Wednesday, May 12, 2004

Did Freepers help kill Nick Berg?

FreeRepublic is a reactionary hate site where fanatics plan "hit" campaigns against any perceived enemy. You may recall the episode in which the Freepers published personal information identifying the waitress who dared to card the holy and untouchable (albeit underaged) Bush daughters. The intention, obviously, was to ease the way for any "holy warrior" who wanted to harass, attack or frighten the woman.

Freeper thugs resort to such scurrilous tactics all the time. They even turned against Jessica Lynch when she refused to go along with the administration's propaganda campaign.

One of their targets was Michael Berg, the father of Nick Berg, the latest victim of Al Qaeda.

In this instance, the Freeper hate campaign may have led to a death.

Michael Berg had participated in an anti-war rally sponsored by A.N.S.W.E.R. The Freepers thus put his name and the name of his company on a public enemies list.
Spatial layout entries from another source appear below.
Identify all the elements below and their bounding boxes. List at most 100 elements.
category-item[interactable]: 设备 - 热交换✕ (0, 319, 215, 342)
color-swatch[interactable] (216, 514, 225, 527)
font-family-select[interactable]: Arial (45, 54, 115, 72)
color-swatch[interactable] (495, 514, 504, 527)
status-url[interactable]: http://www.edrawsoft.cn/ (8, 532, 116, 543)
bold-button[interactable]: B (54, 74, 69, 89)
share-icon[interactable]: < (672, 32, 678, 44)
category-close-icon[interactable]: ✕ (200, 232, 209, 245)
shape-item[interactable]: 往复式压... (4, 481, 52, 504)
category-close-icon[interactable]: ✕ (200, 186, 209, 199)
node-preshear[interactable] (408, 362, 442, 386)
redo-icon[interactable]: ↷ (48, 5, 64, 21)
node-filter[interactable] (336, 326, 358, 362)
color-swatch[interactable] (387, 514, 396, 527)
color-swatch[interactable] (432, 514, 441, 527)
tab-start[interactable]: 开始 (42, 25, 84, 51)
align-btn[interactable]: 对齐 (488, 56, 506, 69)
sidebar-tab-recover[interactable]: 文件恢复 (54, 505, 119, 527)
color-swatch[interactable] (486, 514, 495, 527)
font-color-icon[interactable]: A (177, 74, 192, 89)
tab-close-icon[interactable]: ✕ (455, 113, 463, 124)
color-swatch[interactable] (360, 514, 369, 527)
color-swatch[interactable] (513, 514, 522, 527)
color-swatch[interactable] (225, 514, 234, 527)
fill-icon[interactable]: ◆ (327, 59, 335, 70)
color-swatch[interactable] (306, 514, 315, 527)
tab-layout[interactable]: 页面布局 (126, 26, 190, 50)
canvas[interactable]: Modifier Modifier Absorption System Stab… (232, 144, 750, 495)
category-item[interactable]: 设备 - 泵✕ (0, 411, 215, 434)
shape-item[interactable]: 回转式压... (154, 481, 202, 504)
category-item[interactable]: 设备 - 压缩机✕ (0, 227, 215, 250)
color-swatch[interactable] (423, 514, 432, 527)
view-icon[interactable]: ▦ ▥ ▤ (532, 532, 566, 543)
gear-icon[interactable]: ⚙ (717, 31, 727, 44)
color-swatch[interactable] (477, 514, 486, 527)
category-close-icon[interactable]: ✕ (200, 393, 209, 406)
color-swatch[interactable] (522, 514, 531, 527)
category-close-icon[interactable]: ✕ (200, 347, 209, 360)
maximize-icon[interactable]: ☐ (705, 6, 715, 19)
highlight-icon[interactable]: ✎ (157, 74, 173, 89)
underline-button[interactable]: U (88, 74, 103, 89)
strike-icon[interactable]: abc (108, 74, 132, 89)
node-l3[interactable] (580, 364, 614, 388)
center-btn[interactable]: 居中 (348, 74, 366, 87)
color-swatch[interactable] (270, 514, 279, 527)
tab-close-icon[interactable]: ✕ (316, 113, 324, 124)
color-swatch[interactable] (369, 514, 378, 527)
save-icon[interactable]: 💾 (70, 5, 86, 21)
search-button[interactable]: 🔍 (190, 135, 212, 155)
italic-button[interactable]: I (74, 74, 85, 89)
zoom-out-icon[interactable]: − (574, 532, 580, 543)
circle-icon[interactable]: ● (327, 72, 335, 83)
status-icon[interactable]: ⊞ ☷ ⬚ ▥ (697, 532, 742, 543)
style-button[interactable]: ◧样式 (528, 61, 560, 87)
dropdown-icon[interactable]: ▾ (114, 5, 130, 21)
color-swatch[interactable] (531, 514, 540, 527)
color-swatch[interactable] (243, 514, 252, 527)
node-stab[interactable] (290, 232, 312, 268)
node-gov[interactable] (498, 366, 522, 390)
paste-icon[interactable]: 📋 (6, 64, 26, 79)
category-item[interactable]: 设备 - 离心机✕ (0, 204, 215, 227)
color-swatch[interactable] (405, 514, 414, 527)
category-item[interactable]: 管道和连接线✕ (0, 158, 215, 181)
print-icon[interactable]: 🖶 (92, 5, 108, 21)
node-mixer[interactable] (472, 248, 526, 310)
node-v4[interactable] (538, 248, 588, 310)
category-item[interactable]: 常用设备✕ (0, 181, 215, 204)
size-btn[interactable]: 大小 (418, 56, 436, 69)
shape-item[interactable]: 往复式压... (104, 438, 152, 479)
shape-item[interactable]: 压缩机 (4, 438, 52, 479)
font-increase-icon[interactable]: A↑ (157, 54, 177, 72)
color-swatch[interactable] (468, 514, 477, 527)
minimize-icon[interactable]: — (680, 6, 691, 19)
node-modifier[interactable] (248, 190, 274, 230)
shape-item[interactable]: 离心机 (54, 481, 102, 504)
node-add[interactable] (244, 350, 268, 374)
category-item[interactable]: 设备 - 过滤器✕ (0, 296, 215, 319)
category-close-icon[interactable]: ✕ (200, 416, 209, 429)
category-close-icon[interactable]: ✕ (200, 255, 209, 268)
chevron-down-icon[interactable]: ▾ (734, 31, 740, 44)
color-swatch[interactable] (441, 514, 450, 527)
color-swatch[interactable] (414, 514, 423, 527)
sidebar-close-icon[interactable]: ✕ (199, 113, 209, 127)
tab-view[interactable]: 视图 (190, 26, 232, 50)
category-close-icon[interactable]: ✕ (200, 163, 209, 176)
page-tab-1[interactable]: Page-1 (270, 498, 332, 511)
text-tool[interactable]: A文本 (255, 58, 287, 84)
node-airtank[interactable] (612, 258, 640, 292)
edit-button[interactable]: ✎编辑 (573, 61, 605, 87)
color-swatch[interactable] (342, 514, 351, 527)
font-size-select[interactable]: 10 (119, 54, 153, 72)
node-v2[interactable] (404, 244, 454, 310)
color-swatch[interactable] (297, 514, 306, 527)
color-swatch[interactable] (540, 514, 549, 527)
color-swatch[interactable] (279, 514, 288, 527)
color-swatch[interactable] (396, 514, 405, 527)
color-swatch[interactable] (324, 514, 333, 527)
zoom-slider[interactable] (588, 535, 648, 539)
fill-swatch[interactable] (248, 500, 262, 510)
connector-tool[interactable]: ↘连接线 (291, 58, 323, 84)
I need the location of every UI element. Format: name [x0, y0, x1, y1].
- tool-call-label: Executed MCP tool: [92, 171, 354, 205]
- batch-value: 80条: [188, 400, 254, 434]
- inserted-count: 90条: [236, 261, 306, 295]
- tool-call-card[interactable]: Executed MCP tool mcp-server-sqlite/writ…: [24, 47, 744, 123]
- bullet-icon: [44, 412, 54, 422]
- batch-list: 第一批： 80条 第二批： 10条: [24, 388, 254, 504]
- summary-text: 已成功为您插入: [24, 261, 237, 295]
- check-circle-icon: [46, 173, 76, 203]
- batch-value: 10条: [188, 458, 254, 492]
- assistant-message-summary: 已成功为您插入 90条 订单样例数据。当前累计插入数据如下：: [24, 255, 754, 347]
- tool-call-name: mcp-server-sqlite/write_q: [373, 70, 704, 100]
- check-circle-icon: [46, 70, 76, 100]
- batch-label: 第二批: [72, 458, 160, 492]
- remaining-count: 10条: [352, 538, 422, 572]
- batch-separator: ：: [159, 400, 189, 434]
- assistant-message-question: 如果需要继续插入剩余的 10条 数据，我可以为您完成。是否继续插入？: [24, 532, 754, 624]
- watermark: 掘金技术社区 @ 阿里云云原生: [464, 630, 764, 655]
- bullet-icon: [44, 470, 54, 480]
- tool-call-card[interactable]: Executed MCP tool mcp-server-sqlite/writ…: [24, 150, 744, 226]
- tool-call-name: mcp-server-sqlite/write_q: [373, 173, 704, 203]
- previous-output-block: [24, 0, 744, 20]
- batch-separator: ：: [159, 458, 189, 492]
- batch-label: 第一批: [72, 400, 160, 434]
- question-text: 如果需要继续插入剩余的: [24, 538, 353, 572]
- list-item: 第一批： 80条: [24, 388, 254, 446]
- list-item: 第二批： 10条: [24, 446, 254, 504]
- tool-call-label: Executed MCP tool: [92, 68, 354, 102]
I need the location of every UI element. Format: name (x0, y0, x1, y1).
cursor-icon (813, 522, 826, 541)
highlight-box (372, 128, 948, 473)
Perhaps unknown to the Freepers (and to the Bush administration), Nick Berg, the son, supported the war. The younger Berg was in Iraq for business reasons when he was detained by Iraqi police. The New York Times tells the story:

The Iraqi police took Nicholas Berg, 26, into custody on March 24 and held him in a jail that he described in the message as managed by Iraqis with oversight from United States Military Police forces. He wrote that federal agents had questioned his reasons for being there, whether he had ever built a pipe bomb or had been in Iran.

"They can detain him and deny him his basic civil rights of a lawyer, a phone call or even a charge for 13 days, but they can't get him" on a plane, David Berg said.

Apparently in a response to the accusations that the actions of the military in Iraq exposed their son to worsening danger, the F.B.I. released a statement saying that Nicholas Berg had not heeded its warnings and that he had declined their assistance in leaving Iraq.

The conflicting accounts continued to swirl around Mr. Berg's detention and release. In Baghdad, a senior adviser for the Coalition Provisional Authority, Dan Senor, reiterated that Mr. Berg had never been in military custody.

"My understanding," Mr. Senor said of the Iraqi police, "is that they suspected that he was involved/engaged in suspicious activities. U.S. authorities were notified. The F.B.I. visited with Mr. Berg on three occasions when he was in Iraqi police detention and determined that he was not involved with any criminal or terrorist activities. Mr. Berg was released on April 6, and it is my understanding he was advised to leave the country."

That position prompted the family's decision to read Mr. Berg's e-mail message to The New York Times. In it, he described the presence of American military police officers, as well as the federal agents' visits, to the Mosul jail.

"The Iraqi police is mentioned frequently, which is, of course, absurd, because there is no Iraqi government right now," David Berg said. "And if you think about it, to be detained by the Iraqi police without the U.S. government's knowing would be tantamount to kidnapping."

It is clear that the Iraqi police would never have acted against Nick Berg -- or any other American citizen -- without approval from the occupation forces. The questions are these:

Was Nick Berg detained because he was the son of a man placed on the Freeper retaliation list?

Are there people in our military and in the Republican establishment who privately endorse and collude with the Freepers' vile tactics? (I suspect so.)

If Nick Berg were not detained, would he -- as his family claims -- have been able to leave Iraq before the insurgency became so heated?

The Freepers will never consider the possibility that their Nazi-fied tactics may have led to tragedy. Like their hero Bush, Freeper fanatics are incapable of admitting they may ever have been wrong on any subject. Such individuals know but one mode: Attack, attack, attack. They just don't do introspection.